Reassembled read data was generated for each of the 9.8 million variants in ExAC v0.3.1 by running GATK HaplotypeCaller 3.1 (full version: v3.1-1-ga70dc6e) with the -bamout flag on each sample containing the particular variant (up to a limit of five homozygous and five heterozygous samples). Only samples with a read depth (DP) ≥10 and genotype quality (GQ) ≥20 were included. When a variant was present in more than five such samples, the five samples with the highest GQ were selected. Overall, HaplotypeCaller was run 22.3 million times to produce over 5 Tb of small BAM files—with each BAM file storing reassembled reads for a several-hundred base pair window around the variant. Batches of several thousand of these small BAM files were then combined into larger BAM files to improve compression ratios, while using read groups to keep track of the original source of each read. The final dataset comprised ∼23 000 BAMs and spanned 540 Gb. These BAM files were made directly available over the web and visualized in the ExAC browser using IGV.js.

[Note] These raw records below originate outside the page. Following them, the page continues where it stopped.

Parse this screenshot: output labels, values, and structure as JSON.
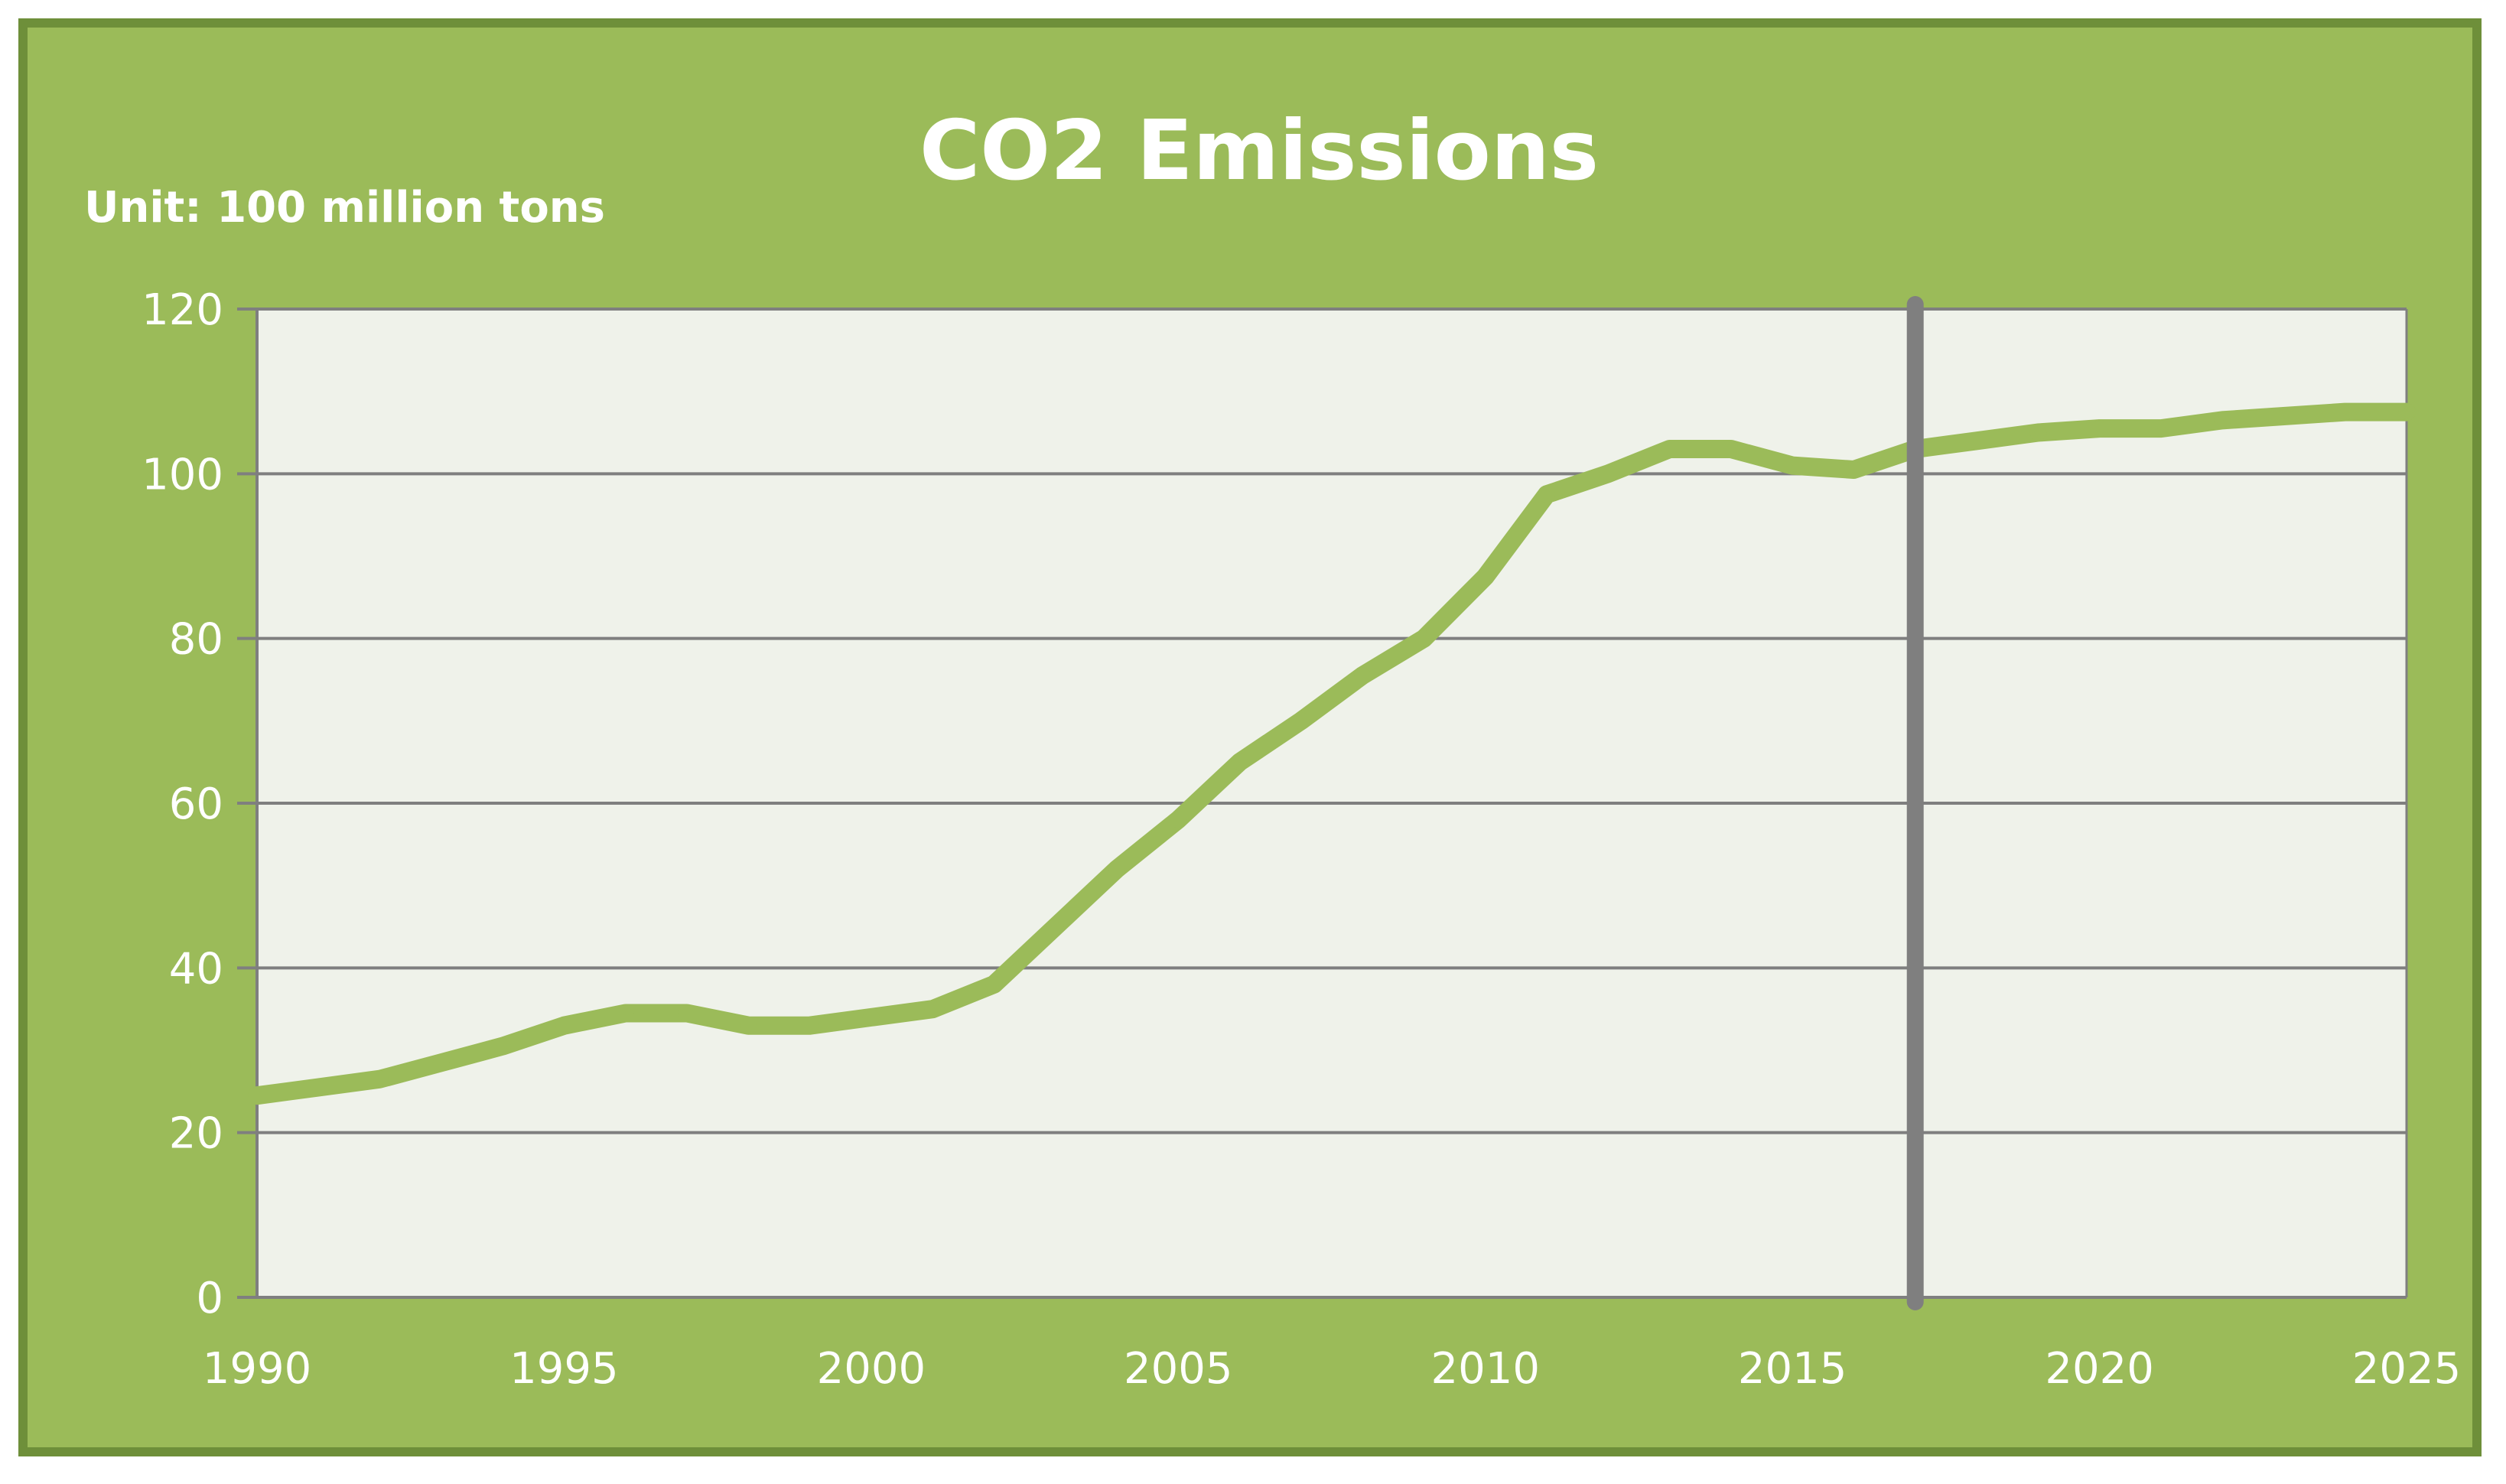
{
  "chart_data": {
    "type": "line",
    "title": "CO2 Emissions",
    "unit_label": "Unit: 100 million tons",
    "xlabel": "",
    "ylabel": "",
    "xlim": [
      1990,
      2025
    ],
    "ylim": [
      0,
      120
    ],
    "x_ticks": [
      1990,
      1995,
      2000,
      2005,
      2010,
      2015,
      2020,
      2025
    ],
    "y_ticks": [
      0,
      20,
      40,
      60,
      80,
      100,
      120
    ],
    "grid": true,
    "divider_year": 2017,
    "series": [
      {
        "name": "CO2 Emissions",
        "color": "#9bbb59",
        "x": [
          1990,
          1991,
          1992,
          1993,
          1994,
          1995,
          1996,
          1997,
          1998,
          1999,
          2000,
          2001,
          2002,
          2003,
          2004,
          2005,
          2006,
          2007,
          2008,
          2009,
          2010,
          2011,
          2012,
          2013,
          2014,
          2015,
          2016,
          2017,
          2018,
          2019,
          2020,
          2021,
          2022,
          2023,
          2024,
          2025
        ],
        "values": [
          24.5,
          25.5,
          26.5,
          28.5,
          30.5,
          33,
          34.5,
          34.5,
          33,
          33,
          34,
          35,
          38,
          45,
          52,
          58,
          65,
          70,
          75.5,
          80,
          87.5,
          97.5,
          100,
          103,
          103,
          101,
          100.5,
          103,
          104,
          105,
          105.5,
          105.5,
          106.5,
          107,
          107.5,
          107.5
        ]
      }
    ],
    "colors": {
      "frame_bg": "#9bbb59",
      "frame_border": "#6e8f3a",
      "plot_bg": "#eff2ea",
      "grid": "#7f7f7f",
      "divider": "#7f7f7f",
      "text": "#ffffff"
    }
  }
}
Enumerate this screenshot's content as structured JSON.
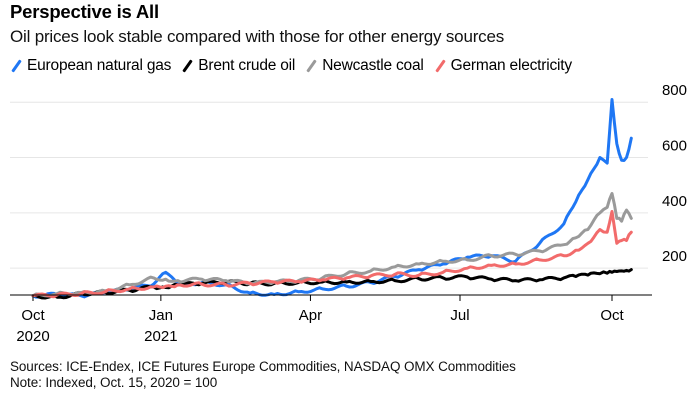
{
  "title": "Perspective is All",
  "subtitle": "Oil prices look stable compared with those for other energy sources",
  "legend": [
    {
      "name": "European natural gas",
      "color": "#1f77f4"
    },
    {
      "name": "Brent crude oil",
      "color": "#000000"
    },
    {
      "name": "Newcastle coal",
      "color": "#9a9a9a"
    },
    {
      "name": "German electricity",
      "color": "#f26b6b"
    }
  ],
  "footer": {
    "sources": "Sources: ICE-Endex, ICE Futures Europe Commodities, NASDAQ OMX Commodities",
    "note": "Note: Indexed, Oct. 15, 2020 = 100"
  },
  "chart_data": {
    "type": "line",
    "title": "Perspective is All",
    "subtitle": "Oil prices look stable compared with those for other energy sources",
    "xlabel": "",
    "ylabel": "",
    "x_unit": "months since Oct. 15, 2020",
    "x_ticks": [
      {
        "t": 0,
        "label": [
          "Oct",
          "2020"
        ]
      },
      {
        "t": 2.65,
        "label": [
          "Jan",
          "2021"
        ]
      },
      {
        "t": 5.75,
        "label": [
          "Apr",
          ""
        ]
      },
      {
        "t": 8.85,
        "label": [
          "Jul",
          ""
        ]
      },
      {
        "t": 12.0,
        "label": [
          "Oct",
          ""
        ]
      }
    ],
    "y_ticks": [
      200,
      400,
      600,
      800
    ],
    "ylim": [
      100,
      820
    ],
    "xlim": [
      0,
      12.9
    ],
    "grid": true,
    "y_axis_side": "right",
    "legend_position": "top",
    "x": [
      0,
      0.5,
      1,
      1.5,
      2,
      2.5,
      2.75,
      3,
      3.5,
      4,
      4.5,
      5,
      5.5,
      6,
      6.5,
      7,
      7.5,
      8,
      8.5,
      9,
      9.5,
      10,
      10.5,
      11,
      11.25,
      11.5,
      11.75,
      11.9,
      12.0,
      12.1,
      12.2,
      12.3,
      12.4
    ],
    "series": [
      {
        "name": "European natural gas",
        "color": "#1f77f4",
        "values": [
          100,
          105,
          100,
          112,
          125,
          142,
          185,
          140,
          148,
          140,
          110,
          105,
          115,
          125,
          135,
          148,
          170,
          195,
          215,
          240,
          245,
          225,
          290,
          360,
          440,
          520,
          600,
          580,
          810,
          650,
          590,
          600,
          670
        ]
      },
      {
        "name": "Brent crude oil",
        "color": "#000000",
        "values": [
          100,
          95,
          108,
          112,
          120,
          132,
          130,
          140,
          145,
          150,
          145,
          145,
          148,
          150,
          150,
          152,
          155,
          162,
          165,
          168,
          160,
          155,
          158,
          165,
          170,
          175,
          180,
          182,
          185,
          188,
          190,
          192,
          195
        ]
      },
      {
        "name": "Newcastle coal",
        "color": "#9a9a9a",
        "values": [
          100,
          108,
          112,
          118,
          140,
          165,
          160,
          155,
          160,
          155,
          145,
          150,
          155,
          165,
          180,
          190,
          205,
          215,
          225,
          230,
          245,
          250,
          262,
          285,
          310,
          340,
          400,
          420,
          470,
          380,
          370,
          410,
          380
        ]
      },
      {
        "name": "German electricity",
        "color": "#f26b6b",
        "values": [
          100,
          103,
          108,
          115,
          125,
          132,
          135,
          140,
          142,
          140,
          145,
          150,
          152,
          158,
          165,
          172,
          178,
          175,
          185,
          200,
          210,
          215,
          230,
          245,
          265,
          290,
          340,
          330,
          405,
          290,
          300,
          300,
          330
        ]
      }
    ]
  }
}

Besides the -bamout flag, these additional flags were passed to HaplotypeCaller to ensure that gVCF genotype calls matched the original ExAC gVCF genotypes, which are reproduced here to facilitate reproducibility:
-ERC GVCF - -paddingAroundSNPs 300 - -paddingAroundIndels 300 - -max_alternate_alleles 3
-A DepthPerSampleHC
-A StrandBiasBySample - -maxNumHaplotypesInPopulation 200
-stand_call_conf 30.0
-stand_emit_conf 30.0 - -disable_auto_index_creation_and_locking_when_reading_rods - -minPruning 3 - -variant_index_type LINEAR - -variant_index_parameter 128000
CNVs were generated using XHMM (15 (link)) and based on GENCODE v19 coding regions: all details of CNV calling and quality control have been published previously (16 ). Gene summary CNV counts and related constraint scores are presented based on likelihoods of the CNV occurring within the genomic range of the gene, as described (16 ). Exon CNV counts and CNVs presented in the UCSC browser are based on all confidently called CNVs (XHMM SQ > 60) across the genome. All overlapping CNVs, regardless of amount of overlap, are included in Exon CNV counts.